Zanial, who became a dues-paying association member in 2016, rented space at the lake in Wichita, Kansas, on Sept. 2, 2017, to host a party marking the end of Ramadan, the complaint asserts. Around 45 people attended, the majority of them of Malaysian Indian ancestry. Several women, including Zanial’s wife, wore hijabs, the Muslim head covering, according to the lawsuit.
One guest also brought a Malaysian flag to the party since it took place shortly after the 60th anniversary of Malaysian Independence Day, the lawsuit said. Zanial and his guests took turns taking pictures with the flag.
Court documents assert that Zanial on one occasion saw a lake ranger speaking with guests while they were in a boat. The ranger allegedly filed a complaint with the association that Zanial and his guests had an ISIS flag, and the association in turn made a report with the Spirit security team, according to the lawsuit.
Spirit also allegedly filed a complaint with the FBI, the suit contends.
A little more than a month later, an FBI special agent informed Zanial of the investigation, explaining that an association groundskeeper had seen “a ‘group dressed in Muslim garb’ and ‘an American flag desecrated with ISIS symbols,’” the lawsuit alleges.

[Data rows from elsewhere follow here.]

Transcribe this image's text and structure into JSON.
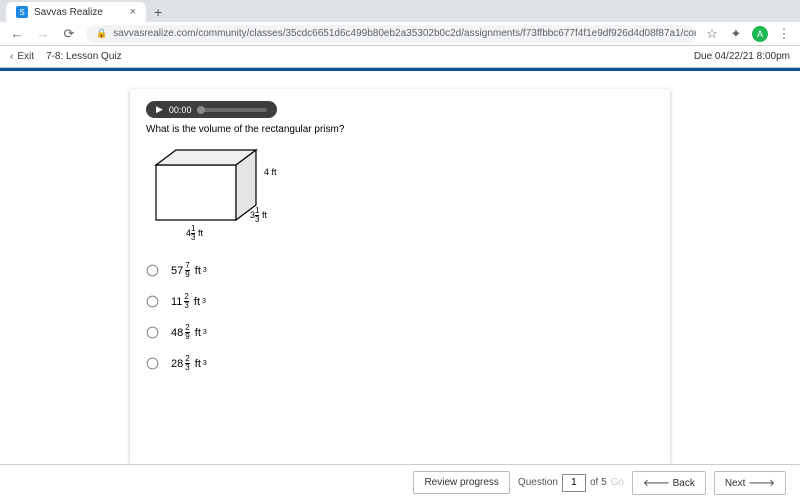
{
  "browser": {
    "tab_title": "Savvas Realize",
    "url": "savvasrealize.com/community/classes/35cdc6651d6c499b80eb2a35302b0c2d/assignments/f73ffbbc677f4f1e9df926d4d08f87a1/content/904d935a-c211-3920-9bda-de...",
    "avatar_letter": "A"
  },
  "topbar": {
    "exit_label": "Exit",
    "lesson_title": "7-8: Lesson Quiz",
    "due_text": "Due 04/22/21 8:00pm"
  },
  "audio": {
    "time": "00:00"
  },
  "question": {
    "prompt": "What is the volume of the rectangular prism?"
  },
  "dimensions": {
    "height": "4 ft",
    "depth_whole": "3",
    "depth_num": "1",
    "depth_den": "3",
    "depth_unit": "ft",
    "width_whole": "4",
    "width_num": "1",
    "width_den": "3",
    "width_unit": "ft"
  },
  "choices": {
    "a_whole": "57",
    "a_num": "7",
    "a_den": "9",
    "a_unit": "ft³",
    "b_whole": "11",
    "b_num": "2",
    "b_den": "3",
    "b_unit": "ft³",
    "c_whole": "48",
    "c_num": "2",
    "c_den": "9",
    "c_unit": "ft³",
    "d_whole": "28",
    "d_num": "2",
    "d_den": "3",
    "d_unit": "ft³"
  },
  "bottom": {
    "review": "Review progress",
    "question_label": "Question",
    "question_num": "1",
    "question_total": "of 5",
    "go": "Go",
    "back": "Back",
    "next": "Next"
  }
}
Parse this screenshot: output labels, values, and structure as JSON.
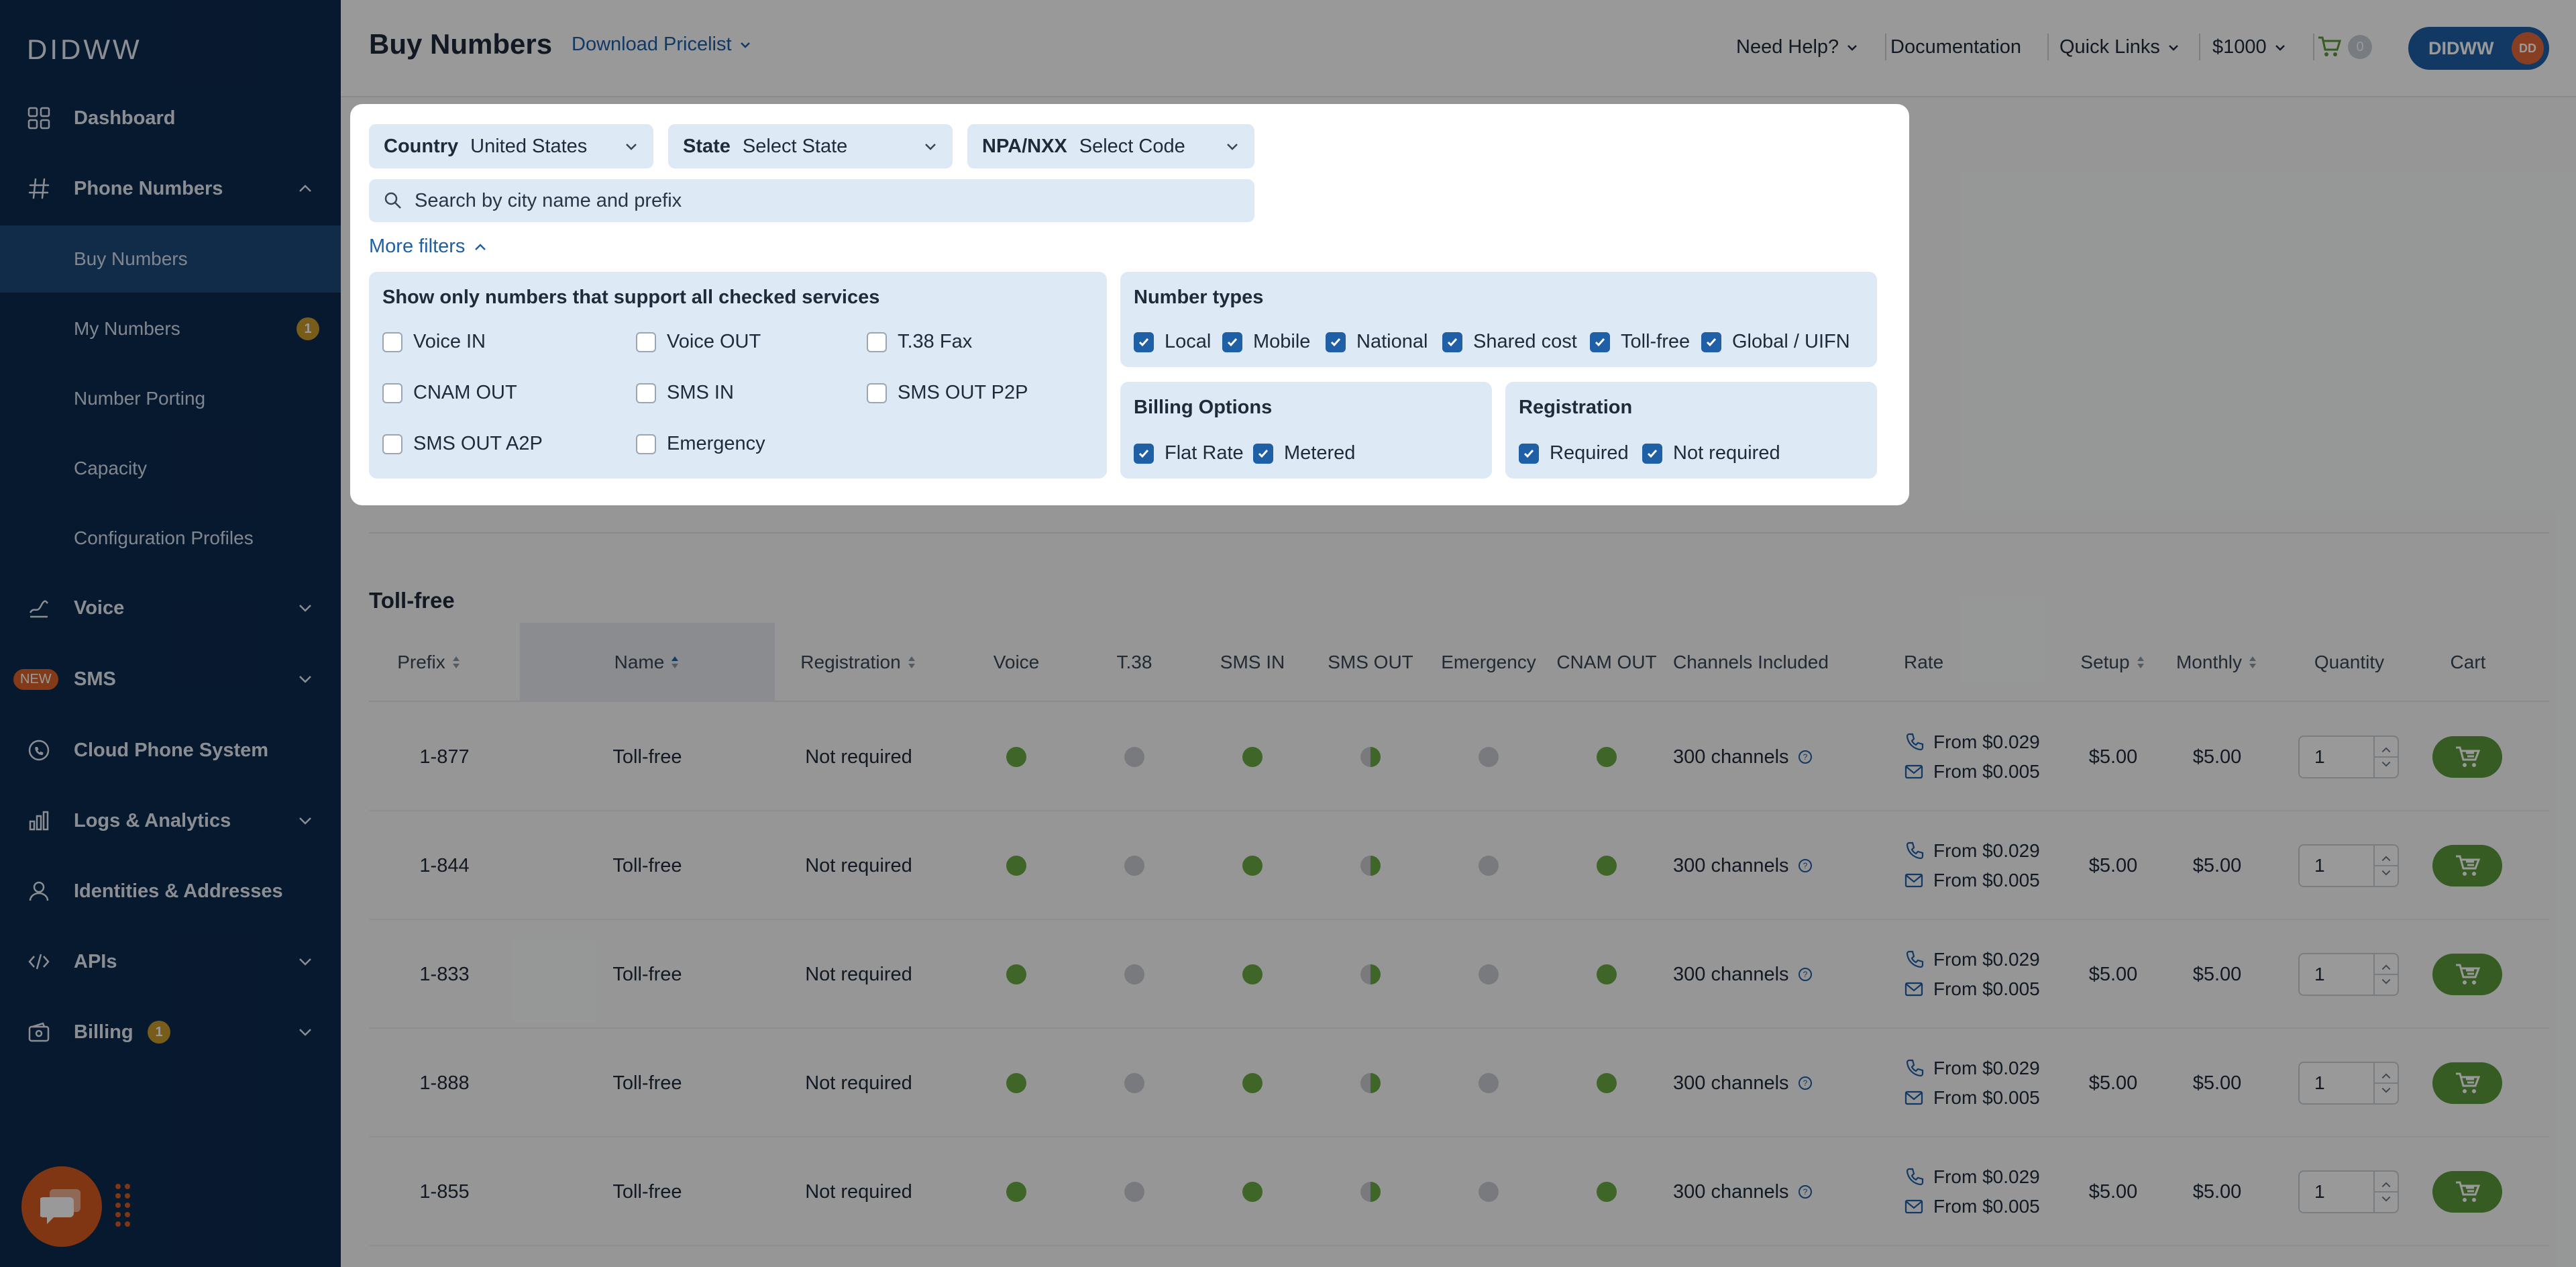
{
  "app": {
    "logo": "DIDWW",
    "page_title": "Buy Numbers",
    "download_pricelist": "Download Pricelist"
  },
  "colors": {
    "sidebar": "#0d2a4f",
    "sidebar_active": "#1c4a7a",
    "accent": "#1f5fa6",
    "cart_green": "#5b9a3b",
    "badge": "#c99a2b"
  },
  "sidebar": {
    "items": [
      {
        "label": "Dashboard",
        "icon": "dashboard-grid-icon"
      },
      {
        "label": "Phone Numbers",
        "icon": "hash-icon"
      },
      {
        "label": "Voice",
        "icon": "voice-icon"
      },
      {
        "label": "SMS",
        "icon": "sms-icon",
        "badge": "NEW"
      },
      {
        "label": "Cloud Phone System",
        "icon": "cloud-phone-icon"
      },
      {
        "label": "Logs & Analytics",
        "icon": "bar-chart-icon"
      },
      {
        "label": "Identities & Addresses",
        "icon": "person-icon"
      },
      {
        "label": "APIs",
        "icon": "code-icon"
      },
      {
        "label": "Billing",
        "icon": "wallet-icon",
        "badge": "1"
      }
    ],
    "sub_items": [
      {
        "label": "Buy Numbers",
        "active": true
      },
      {
        "label": "My Numbers",
        "badge": "1"
      },
      {
        "label": "Number Porting"
      },
      {
        "label": "Capacity"
      },
      {
        "label": "Configuration Profiles"
      }
    ]
  },
  "topbar": {
    "need_help": "Need Help?",
    "documentation": "Documentation",
    "quick_links": "Quick Links",
    "balance": "$1000",
    "cart_count": "0",
    "user": "DIDWW",
    "user_initials": "DD"
  },
  "filters": {
    "country_label": "Country",
    "country_value": "United States",
    "state_label": "State",
    "state_value": "Select State",
    "npa_label": "NPA/NXX",
    "npa_value": "Select Code",
    "search_placeholder": "Search by city name and prefix",
    "more_filters": "More filters",
    "services_title": "Show only numbers that support all checked services",
    "services": [
      "Voice IN",
      "Voice OUT",
      "T.38 Fax",
      "CNAM OUT",
      "SMS IN",
      "SMS OUT P2P",
      "SMS OUT A2P",
      "Emergency"
    ],
    "types_title": "Number types",
    "types": [
      "Local",
      "Mobile",
      "National",
      "Shared cost",
      "Toll-free",
      "Global / UIFN"
    ],
    "billing_title": "Billing Options",
    "billing": [
      "Flat Rate",
      "Metered"
    ],
    "registration_title": "Registration",
    "registration": [
      "Required",
      "Not required"
    ]
  },
  "table": {
    "section_title": "Toll-free",
    "columns": {
      "prefix": "Prefix",
      "name": "Name",
      "registration": "Registration",
      "voice": "Voice",
      "t38": "T.38",
      "sms_in": "SMS IN",
      "sms_out": "SMS OUT",
      "emergency": "Emergency",
      "cnam_out": "CNAM OUT",
      "channels": "Channels Included",
      "rate": "Rate",
      "setup": "Setup",
      "monthly": "Monthly",
      "quantity": "Quantity",
      "cart": "Cart"
    },
    "rows": [
      {
        "prefix": "1-877",
        "name": "Toll-free",
        "registration": "Not required",
        "channels": "300 channels",
        "rate_voice": "From $0.029",
        "rate_sms": "From $0.005",
        "setup": "$5.00",
        "monthly": "$5.00",
        "quantity": "1"
      },
      {
        "prefix": "1-844",
        "name": "Toll-free",
        "registration": "Not required",
        "channels": "300 channels",
        "rate_voice": "From $0.029",
        "rate_sms": "From $0.005",
        "setup": "$5.00",
        "monthly": "$5.00",
        "quantity": "1"
      },
      {
        "prefix": "1-833",
        "name": "Toll-free",
        "registration": "Not required",
        "channels": "300 channels",
        "rate_voice": "From $0.029",
        "rate_sms": "From $0.005",
        "setup": "$5.00",
        "monthly": "$5.00",
        "quantity": "1"
      },
      {
        "prefix": "1-888",
        "name": "Toll-free",
        "registration": "Not required",
        "channels": "300 channels",
        "rate_voice": "From $0.029",
        "rate_sms": "From $0.005",
        "setup": "$5.00",
        "monthly": "$5.00",
        "quantity": "1"
      },
      {
        "prefix": "1-855",
        "name": "Toll-free",
        "registration": "Not required",
        "channels": "300 channels",
        "rate_voice": "From $0.029",
        "rate_sms": "From $0.005",
        "setup": "$5.00",
        "monthly": "$5.00",
        "quantity": "1"
      }
    ]
  }
}
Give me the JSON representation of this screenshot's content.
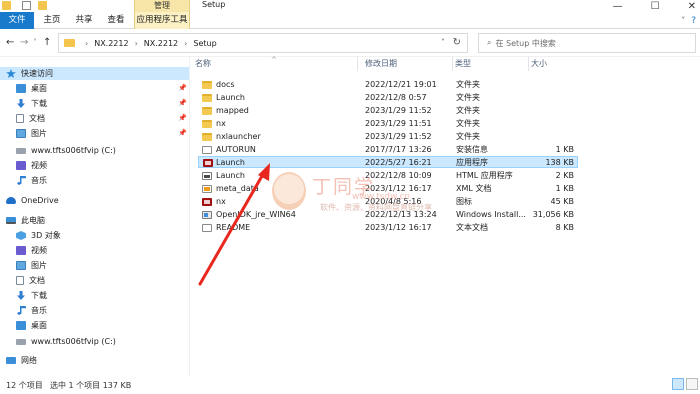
{
  "window": {
    "title": "Setup",
    "context_tab": "管理",
    "controls": [
      "—",
      "☐",
      "✕"
    ]
  },
  "ribbon": {
    "tabs": [
      "文件",
      "主页",
      "共享",
      "查看",
      "应用程序工具"
    ],
    "help": "?"
  },
  "address_bar": {
    "back": "←",
    "forward": "→",
    "up_recent": "˅",
    "up": "↑",
    "path": [
      "NX.2212",
      "NX.2212",
      "Setup"
    ],
    "refresh": "↻"
  },
  "search": {
    "placeholder": "在 Setup 中搜索"
  },
  "sidebar": {
    "items": [
      {
        "label": "快速访问",
        "icon": "star-icon",
        "pinned": false
      },
      {
        "label": "桌面",
        "icon": "desktop-icon",
        "pinned": true
      },
      {
        "label": "下载",
        "icon": "download-icon",
        "pinned": true
      },
      {
        "label": "文档",
        "icon": "document-icon",
        "pinned": true
      },
      {
        "label": "图片",
        "icon": "picture-icon",
        "pinned": true
      },
      {
        "label": "www.tfts006tfvip (C:)",
        "icon": "drive-icon",
        "pinned": false
      },
      {
        "label": "视频",
        "icon": "video-icon",
        "pinned": false
      },
      {
        "label": "音乐",
        "icon": "music-icon",
        "pinned": false
      },
      {
        "label": "OneDrive",
        "icon": "cloud-icon",
        "pinned": false
      },
      {
        "label": "此电脑",
        "icon": "computer-icon",
        "pinned": false
      },
      {
        "label": "3D 对象",
        "icon": "3d-icon",
        "pinned": false
      },
      {
        "label": "视频",
        "icon": "video-icon",
        "pinned": false
      },
      {
        "label": "图片",
        "icon": "picture-icon",
        "pinned": false
      },
      {
        "label": "文档",
        "icon": "document-icon",
        "pinned": false
      },
      {
        "label": "下载",
        "icon": "download-icon",
        "pinned": false
      },
      {
        "label": "音乐",
        "icon": "music-icon",
        "pinned": false
      },
      {
        "label": "桌面",
        "icon": "desktop-icon",
        "pinned": false
      },
      {
        "label": "www.tfts006tfvip (C:)",
        "icon": "drive-icon",
        "pinned": false
      },
      {
        "label": "网络",
        "icon": "network-icon",
        "pinned": false
      }
    ]
  },
  "columns": {
    "name": "名称",
    "modified": "修改日期",
    "type": "类型",
    "size": "大小",
    "sort_indicator": "^"
  },
  "files": [
    {
      "name": "docs",
      "modified": "2022/12/21 19:01",
      "type": "文件夹",
      "size": "",
      "icon": "folder-icon"
    },
    {
      "name": "Launch",
      "modified": "2022/12/8 0:57",
      "type": "文件夹",
      "size": "",
      "icon": "folder-icon"
    },
    {
      "name": "mapped",
      "modified": "2023/1/29 11:52",
      "type": "文件夹",
      "size": "",
      "icon": "folder-icon"
    },
    {
      "name": "nx",
      "modified": "2023/1/29 11:51",
      "type": "文件夹",
      "size": "",
      "icon": "folder-icon"
    },
    {
      "name": "nxlauncher",
      "modified": "2023/1/29 11:52",
      "type": "文件夹",
      "size": "",
      "icon": "folder-icon"
    },
    {
      "name": "AUTORUN",
      "modified": "2017/7/17 13:26",
      "type": "安装信息",
      "size": "1 KB",
      "icon": "file-icon"
    },
    {
      "name": "Launch",
      "modified": "2022/5/27 16:21",
      "type": "应用程序",
      "size": "138 KB",
      "icon": "exe-icon",
      "selected": true
    },
    {
      "name": "Launch",
      "modified": "2022/12/8 10:09",
      "type": "HTML 应用程序",
      "size": "2 KB",
      "icon": "shortcut-icon"
    },
    {
      "name": "meta_data",
      "modified": "2023/1/12 16:17",
      "type": "XML 文档",
      "size": "1 KB",
      "icon": "xml-icon"
    },
    {
      "name": "nx",
      "modified": "2020/4/8 5:16",
      "type": "图标",
      "size": "45 KB",
      "icon": "exe-icon"
    },
    {
      "name": "OpenJDK_jre_WIN64",
      "modified": "2022/12/13 13:24",
      "type": "Windows Install...",
      "size": "31,056 KB",
      "icon": "msi-icon"
    },
    {
      "name": "README",
      "modified": "2023/1/12 16:17",
      "type": "文本文档",
      "size": "8 KB",
      "icon": "file-icon"
    }
  ],
  "status": {
    "item_count": "12 个项目",
    "selection": "选中 1 个项目  137 KB"
  },
  "watermark": {
    "title": "丁同学",
    "url": "www.tsdw.cn",
    "slogan": "软件、资源、资料网盘直链分享"
  },
  "colors": {
    "accent": "#1979ca",
    "selection": "#cce8ff",
    "arrow": "#e8281f",
    "context_tab": "#fcf1c4"
  }
}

The agent, however, determined that the flag was Malaysian and said he intended to recommend that the investigation be closed, the complaint said.
A spokesperson for the FBI field office in Kansas City declined to comment, citing the pending litigation.
The association, meanwhile, was working with a private investigator who had been sharing information with the FBI, including social media posts purportedly belonging to Zanial and license plate numbers of his guests, the complaint alleges.
The FBI subsequently closed its investigation, according to Zanial’s suit.
Following the Sept. 2 party, Zanial continued to pay association dues, visiting the lake property to fish on several occasions, according to the complaint.
The lawsuit alleges it wasn’t until Jan. 10 when Zanial tried to rent an enclosed pavilion that he was told his membership had been restricted because of “an incident that occurred during his September 2nd party” — specifically the one “involving a guest holding a flag.
Zanial’s suit claims he continues to experience stress and anxiety related to the FBI investigation and fears the investigation could impact his lawful permanent resident status.
It asks for unspecified punitive and compensatory damages, reasonable attorneys’ fees, and a permanent injunction ordering the association to give Zanial a chance to publicly clear his name of false statements made about him.